Gesundheitsministerin: „Kosten für Geburtenkontrolle darf nicht Frauen auf der Tasche liegen“
Es scheint zweifelhaft, daß sich die kirchlichen Gruppen damit zufriedengeben. Der „Kompromiß“ sieht die Ausnahmeregelung nur für Kultorte im engen Sinn vor. Damit müßten Schulen, Krankenhäuser, Universitäten und kirchliche Hilfsorganisationen auch in Zukunft ihren Mitarbeitern Verhütung und Abtreibung finanzieren. Wer bei der neuen Formulierung überhaupt ausgenommen sein würde, ist noch unklar. Der weitaus größte Teil der religiösen Arbeitgeber jedenfalls nicht.
Der „Kompromiß“ der Regierung Obama trägt weiters nicht der Gewissensfreiheit privater Arbeitgeber Rechnung. Katholische Unternehmer, die aus Gewissensgründen die Tötung ungeborener Kinder ablehnen, wären weiterhin zu einer Mitwirkung gezwungen. Sie könnten Abtreibung ablehnen, müßten sie aber finanzieren und damit erst möglich machen. Die entsprechenden Klagen bleiben auf alle Fälle weiterhin vor Gericht anhängig, unabhängig davon, wie sich die religiösen Gemeinschaften entscheiden sollten.
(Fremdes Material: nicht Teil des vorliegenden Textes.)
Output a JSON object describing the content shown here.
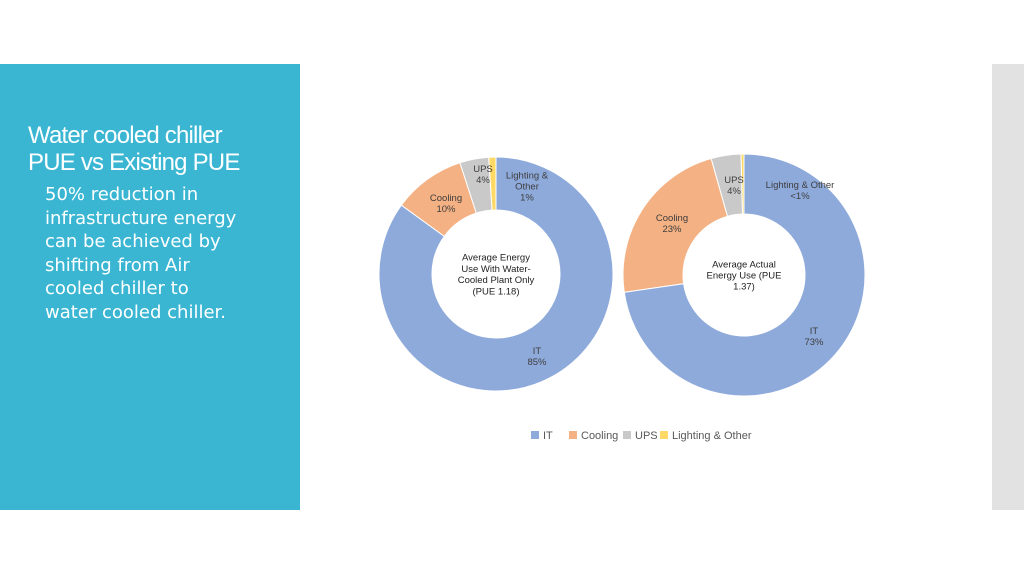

Zweideutige Formulierungen in Regierungsvorlage
Der Teufel steckt immer im Detail. Die von der New York Times veröffentlichen Angaben des Regierungsvorschlags klingen recht zweideutig. Einerseits wird festgestellt, daß ein Arbeitgeber (allerdings nur solche, die unter die Ausnahmeregelung fallen) nicht gezwungen werden kann, die Kosten zu übernehmen. Gleichzeitig heißt es im Text aber, daß diese „Dienstleistungen“ durch „individuelle Versicherungspolizen ohne Zusatzkosten für die Frauen“ gedeckt sein müsse.
Die Versicherungen sollten die Mehrkosten übernehmen, die sie aber auf lange Sicht durch eine „Verbesserung der Frauengesundheit und eine geringere Geburtenzahl“ wieder hereinbekämen, so der Regierungsvorschlag.
Regierung: Mehrkosten durch weniger Geburten ausgleichen – Lebensschützer: Keine Kinder – Keine Zukunft
„Eine ebenso entlarvende wie verantwortungslose Logik“, wie das Family Institute in einer ersten Reaktion feststellte: „Es gibt eine ganz simple Wahrheit: No Children – No Future“ (Keine Kinder – Keine Zukunft).
Fest steht schon jetzt, daß der Konflikt durch den neuen Vorschlag kaum gelöst werden kann.